Les classes les plus aisées ont été rudement mises à contribution? Quoi de plus normal, elles qui ont tant profité ces dernières décennies ! Elles survivront !
Les classes moyennes supérieures sont soumises à un effort substantiel, difficile, mais elles peuvent s’y astreindre sans s’appauvrir.
Les classes moyennes inférieures sont également touchées, c’est vrai, et c’est difficile dans le contexte actuel, mais soyons raisonnable, cela (impôt sur le revenu, TVA, cotisations retraites…) ne représente au pire dans la plupart des cas que quelques dizaines d’euros.
Et même les classes les plus modestes sont touchées, surtout par la stagnation des bas salaires et la hausse de la TVA !
Comment appelle-t-on un gouvernement qui met l’intérêt national au dessus de ses propres intérêts électoraux ?
Moi, j’appelle ça un gouvernement courageux !
Tout cela est difficile. Mais cela ne met personne sur la paille.
La France, soumise à une rude discipline souffre mais préserve son modèle social et notamment ses services publics.
L’intérêt national est en jeu. Est-ce indécent que chacun fasse un effort ?
L’indécente expression de « ras le bol fiscal », malheureusement utilisée par un ministre décidément peu inspiré, et immédiatement reprise en boucle par la meute médiatique avide de scandale, me désole, et je ne peux pas croire qu’il puisse être partagé par des citoyens responsables.
Par ailleurs, ce gouvernement, décidément peu indulgent pour les croyances de son propre camp, a également pris en compte, notamment sous l’influence de Louis Gallois, grand industriel progressiste, le problème de compétitivité que rencontrait les entreprises françaises confrontées à une concurrence déloyale, et mis en place un allègement – sans précédent – des charges des entreprises, de vingt milliards d’€uros, avec le CICE.
François Hollande a enfin mis à l’ordre du jour des politiques européennes l’objectif de la croissance et de l’emploi, tant il est vrai que l’interpénétration des économies européennes rend totalement illusoire la perspective de se sauver tout seul. La dimension européenne est donc essentielle pour sortir de la crise et affronter dans les meilleures conditions les défis de la mondialisation.

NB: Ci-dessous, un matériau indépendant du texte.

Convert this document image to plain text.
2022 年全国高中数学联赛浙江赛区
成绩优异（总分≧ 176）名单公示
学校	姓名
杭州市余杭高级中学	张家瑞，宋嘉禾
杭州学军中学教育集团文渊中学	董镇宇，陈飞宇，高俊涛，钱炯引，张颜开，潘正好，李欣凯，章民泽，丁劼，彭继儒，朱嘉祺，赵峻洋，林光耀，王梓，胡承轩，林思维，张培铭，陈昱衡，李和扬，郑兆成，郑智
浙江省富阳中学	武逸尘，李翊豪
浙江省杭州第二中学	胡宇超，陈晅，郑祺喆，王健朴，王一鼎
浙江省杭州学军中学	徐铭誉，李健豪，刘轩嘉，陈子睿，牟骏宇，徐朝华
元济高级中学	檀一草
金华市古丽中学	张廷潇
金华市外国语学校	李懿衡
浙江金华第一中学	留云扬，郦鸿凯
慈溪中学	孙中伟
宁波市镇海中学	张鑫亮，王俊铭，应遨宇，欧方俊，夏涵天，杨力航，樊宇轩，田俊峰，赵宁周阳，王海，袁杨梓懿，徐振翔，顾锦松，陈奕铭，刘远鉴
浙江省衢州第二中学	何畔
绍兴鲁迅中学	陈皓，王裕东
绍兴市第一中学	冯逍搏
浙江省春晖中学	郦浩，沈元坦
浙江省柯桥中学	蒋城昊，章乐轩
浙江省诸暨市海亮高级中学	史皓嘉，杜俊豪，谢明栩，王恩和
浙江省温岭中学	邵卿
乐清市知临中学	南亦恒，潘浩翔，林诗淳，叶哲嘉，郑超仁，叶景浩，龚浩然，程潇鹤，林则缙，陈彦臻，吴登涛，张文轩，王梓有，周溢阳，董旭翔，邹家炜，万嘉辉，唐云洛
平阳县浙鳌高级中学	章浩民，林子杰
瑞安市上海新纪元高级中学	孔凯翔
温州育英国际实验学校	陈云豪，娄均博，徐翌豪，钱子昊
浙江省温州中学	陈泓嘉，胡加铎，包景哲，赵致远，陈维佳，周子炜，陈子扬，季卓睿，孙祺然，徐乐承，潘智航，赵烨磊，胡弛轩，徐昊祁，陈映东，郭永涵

Depuis mai 2012, sous son influence, les choses bougent en Europe, dans l’action de la commission européenne, dans la politique allemande, dans les décisions de la BCE, etc. La nécessité d’une politique en faveur de la croissance, et plus seulement de rigueur budgétaire, y est de plus en plus partagée. La nécessité d’une politique industrielle, la protection contre les concurrences déloyales, le rôle de la politique monétaire en faveur de la croissance, autant de sujets qui ne sont plus tabous et commencent à se traduire en actes.
Oh certes, tout reste à faire mais on est sur le bon chemin.
Toute la difficulté est que pour être entendue et reconnue dans ce rôle d’aiguillon en Europe, la France doit rester crédible aux yeux de ses partenaires et surtout de ceux que cette inflexion vers une politique plus volontariste de croissance irrite ou inquiète.
Et bien entendu, cette ligne moyenne, qui se tient sur la ligne de crête, entre deux gouffres, d’un côté la dérive budgétaire et l’explosion de l’endettement et la ruine, de l’autre la déflation, la récession, la misère et la pauvreté, n’est pas facile à tenir.
Elle est surtout risquée car faiblir sur la rigueur budgétaire affaiblirait la France sur la scène internationale mais trop appuyer sur le frein entrave dans le même temps la reprise de l’économie.
La critique est facile et bien peu, de tous côtés, s’en privent.
Ce président et ce gouvernement ont certes bien des défauts. Je pourrais en écrire des pages.
Mais d’une part, il y a des moments où on doit garder une certaine réserve, je dirais même une discipline certaine. Cela s’appelle la solidarité.
D’autre part, le moment est trop grave pour pleurnicher et contribuer, en s’associant à la meute des adversaires ou au troupeau bêlant des suiveurs, à alimenter le pessimisme ambiant.
Pour se relever, la France a besoin de chacun de nous, elle a besoin de nos efforts, elle a besoin d’optimisme, elle a besoin de confiance.